Most of the variables present positive skeweness; it indicates that the lowest values are more frequent.

If we take as an example the ‘sales’ variabile we can see a good amount of variance between datas with an extense range of datas.

I analysed the ‘volume’ variable with 2 graphs: a boxplot to see the quantiles and the outliers and a histogram (with the density curve) to see the frequency for each class (to see the positive skewness)

Comparisons between variables for variability and skewness

# Coefficient of variation function; it is necessary in order to compare variables with different units of measurement
CV <- function(datas, column){
  sd_v = sd(datas[[column]])
  mean_v = mean(datas[[column]])
  
  return(sd_v/mean_v*100)
}

# Comparison between some variables to see the one with the highest variability
CV(df, "sales")

## [1] 41.42203

CV(df, "volume") # Highest variability

## [1] 53.70536

CV(df, "median_price")

## [1] 17.08218

CV(df, "listings")

## [1] 43.30833

CV(df, "months_inventory")

## [1] 25.06031

# Histograms of the 5 variables above (to analyse the skewness) 
par(mfrow = c(3, 2))
hist(sales, col = "lightblue")
hist(volume, col = "lightgreen")
hist(median_price, col = "lightgrey")
hist(listings, col = "brown")
hist(months_inventory, col = "yellow")
par(mfrow = c(1, 1))

In order to compare the variability for columns with different unit of measurement we must use the coefficient of variation.

From a statistical point of view the variable ‘volume’ is the one whose values vary greatly relative to the average.

If we see above the skewness functions (where I executed the position, variability and shape indexes) and the histograms, ‘volume’ is the variable with the highest skewness.

Classes for ‘median_price’

# Creation of classes for 'median_price' variable
median_price_class = cut(median_price, breaks = 10, labels = FALSE)
breaks_vec <- seq(min(median_price), max(median_price), length.out=11)

# Function to create labels ad-hoc for the barplot
label <- sapply(1:(length(breaks_vec)-1), function(i){
  paste0(round(breaks_vec[i]/1000), "-", round(breaks_vec[i+1]/1000), "k")
})

# Barplot for 'median_price' divided in 10 classes
barplot(table(median_price_class), names.arg = label, las=2, col = "lightblue",
        main = "Barplot for median_price in classes",
        ylab = "Frequency")

# Calculate Gini index
sum_median_price_class = sum(table(median_price_class))
freq_rel_median_price = round(table(median_price_class)/sum_median_price_class, digits = 3)
Gini <- 1-sum(freq_rel_median_price^2)
Gini # 0.86 -> high eterogenity

## [1] 0.862613

Variable ‘median_price’, divided in classes and plotted with a barplot, has high heterogeneity.

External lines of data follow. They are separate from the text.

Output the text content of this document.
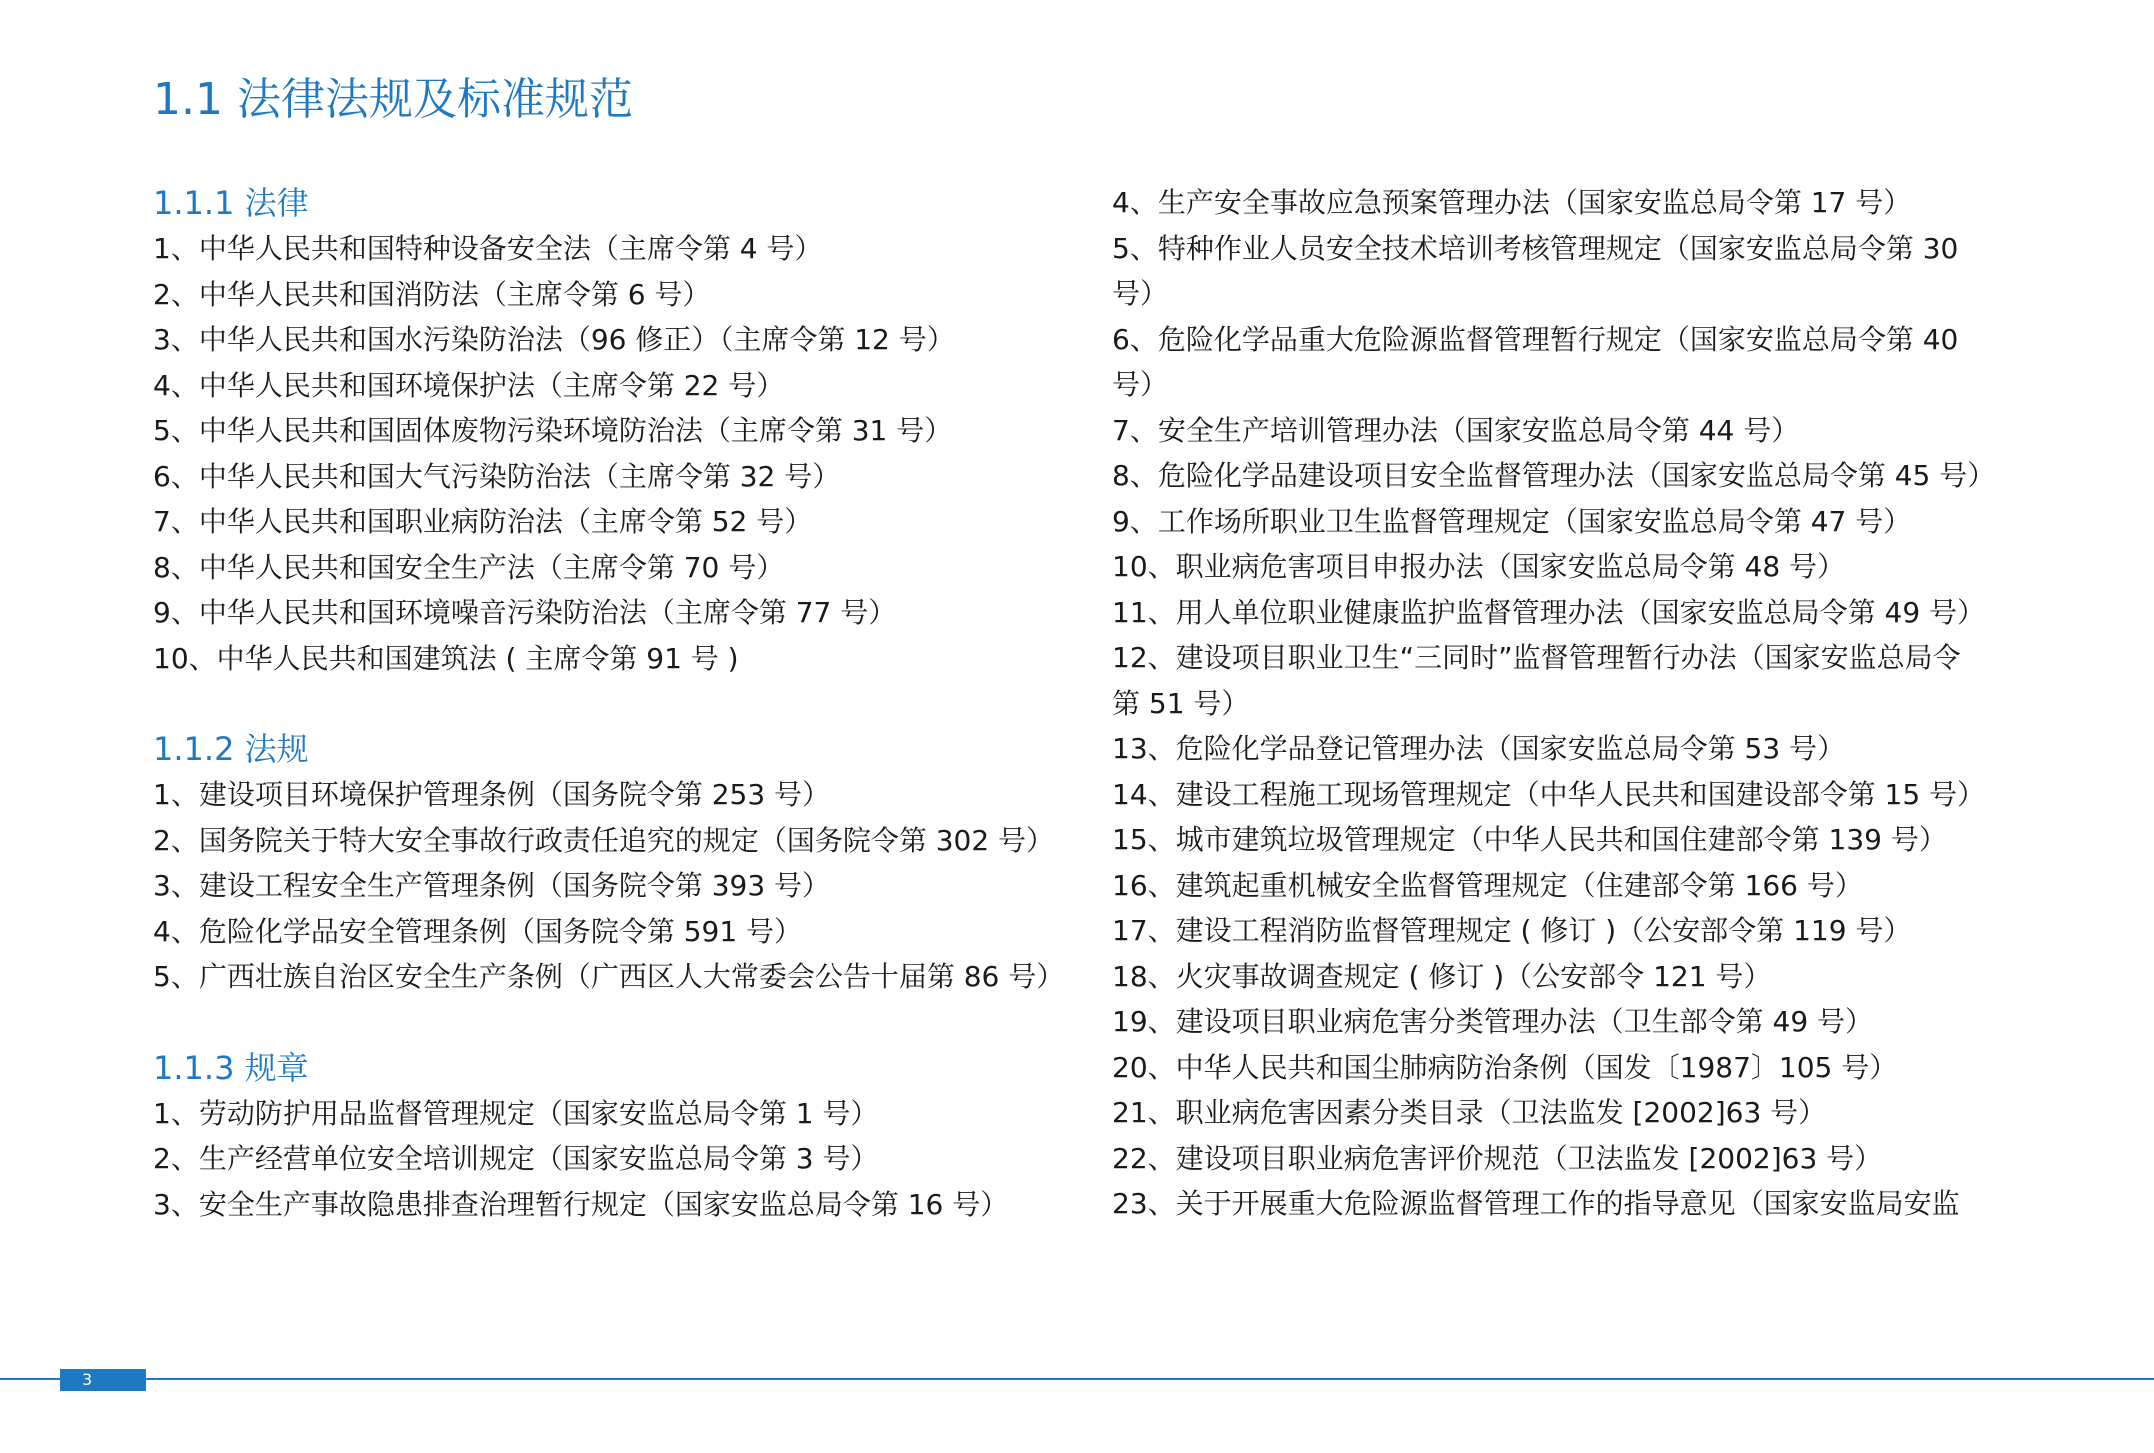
1.1 法律法规及标准规范
1.1.1 法律
1、中华人民共和国特种设备安全法（主席令第 4 号）
2、中华人民共和国消防法（主席令第 6 号）
3、中华人民共和国水污染防治法（96 修正）（主席令第 12 号）
4、中华人民共和国环境保护法（主席令第 22 号）
5、中华人民共和国固体废物污染环境防治法（主席令第 31 号）
6、中华人民共和国大气污染防治法（主席令第 32 号）
7、中华人民共和国职业病防治法（主席令第 52 号）
8、中华人民共和国安全生产法（主席令第 70 号）
9、中华人民共和国环境噪音污染防治法（主席令第 77 号）
10、中华人民共和国建筑法 ( 主席令第 91 号 )
1.1.2 法规
1、建设项目环境保护管理条例（国务院令第 253 号）
2、国务院关于特大安全事故行政责任追究的规定（国务院令第 302 号）
3、建设工程安全生产管理条例（国务院令第 393 号）
4、危险化学品安全管理条例（国务院令第 591 号）
5、广西壮族自治区安全生产条例（广西区人大常委会公告十届第 86 号）
1.1.3 规章
1、劳动防护用品监督管理规定（国家安监总局令第 1 号）
2、生产经营单位安全培训规定（国家安监总局令第 3 号）
3、安全生产事故隐患排查治理暂行规定（国家安监总局令第 16 号）
4、生产安全事故应急预案管理办法（国家安监总局令第 17 号）
5、特种作业人员安全技术培训考核管理规定（国家安监总局令第 30 号）
6、危险化学品重大危险源监督管理暂行规定（国家安监总局令第 40 号）
7、安全生产培训管理办法（国家安监总局令第 44 号）
8、危险化学品建设项目安全监督管理办法（国家安监总局令第 45 号）
9、工作场所职业卫生监督管理规定（国家安监总局令第 47 号）
10、职业病危害项目申报办法（国家安监总局令第 48 号）
11、用人单位职业健康监护监督管理办法（国家安监总局令第 49 号）
12、建设项目职业卫生“三同时”监督管理暂行办法（国家安监总局令第 51 号）
13、危险化学品登记管理办法（国家安监总局令第 53 号）
14、建设工程施工现场管理规定（中华人民共和国建设部令第 15 号）
15、城市建筑垃圾管理规定（中华人民共和国住建部令第 139 号）
16、建筑起重机械安全监督管理规定（住建部令第 166 号）
17、建设工程消防监督管理规定 ( 修订 )（公安部令第 119 号）
18、火灾事故调查规定 ( 修订 )（公安部令 121 号）
19、建设项目职业病危害分类管理办法（卫生部令第 49 号）
20、中华人民共和国尘肺病防治条例（国发〔1987〕105 号）
21、职业病危害因素分类目录（卫法监发 [2002]63 号）
22、建设项目职业病危害评价规范（卫法监发 [2002]63 号）
23、关于开展重大危险源监督管理工作的指导意见（国家安监局安监
3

It can be seen also through the Gini index (0.86).

Probabilities

# Probability for 'city' = 'Beaumont'
P_Beaumont = sum(city == 'Beaumont')/length(city)
P_Beaumont # P=1/4

## [1] 0.25

# Probability for 'month' = 'July' (7)
P_July = sum(month == 7)/length(month)
P_July # P=1/12

## [1] 0.08333333

# Probability for 'month' = 'December' (12) and 'year' = 2012
P_Dec_2012 = sum((month == 7) & (year == 2012))/nrow(df)
P_Dec_2012 # P=1/60

## [1] 0.01666667

New variables

# New variable 'mean_price' calculated by 'volume'/'sales'
volume_mln = volume * 10^6
df$mean_price = volume_mln/sales

# New variable 'listings_efficiency' calculated by 'sales'/'listings'. We can obtain how well listings have performed
df$listings_efficiency = round(sales/listings, digits = 3)
df$listings_efficiency_perc = paste((df$listings_efficiency*100), "%")

# Visualize the results of the new variables
hist(df$mean_price, col = "lightgreen",
     main = "Histogram of mean_prices",
     xlab = "Mean_prices")

max_val <- max(df$listings_efficiency, na.rm = TRUE)
idx_max <- which.max(df$listings_efficiency)
city_max <- df$city[idx_max]
month_year_max <- df$month_year[idx_max]

boxplot(df$listings_efficiency, col = "lightblue",
        main = "Listings_efficiency Boxplot",
        xlab = "Listings_efficiency",
        horizontal = TRUE)
points(max_val, 1, col="red", pch=19, cex=1.5)
text(max_val - 0.067, 1.1, labels = paste0(round(max_val,2), " (", city_max, ", ", month_year_max, ")"), col="red")

summary(df$listings_efficiency)

##    Min. 1st Qu.  Median    Mean 3rd Qu.    Max. 
## 0.05000 0.08975 0.10950 0.11876 0.13525 0.38700

From the histogram we can see that ‘mean_prices’ between 140k and 170k are the ones with the highest frequency.

From the boxplot we can see the distribution of ‘listings_efficiency’, calculated by ‘sales’/‘listings’.

The maximum value for ‘listings_efficency’ was registrated in 07/2014 for Bryan-College Station where there were 39 sales for every 100 listings.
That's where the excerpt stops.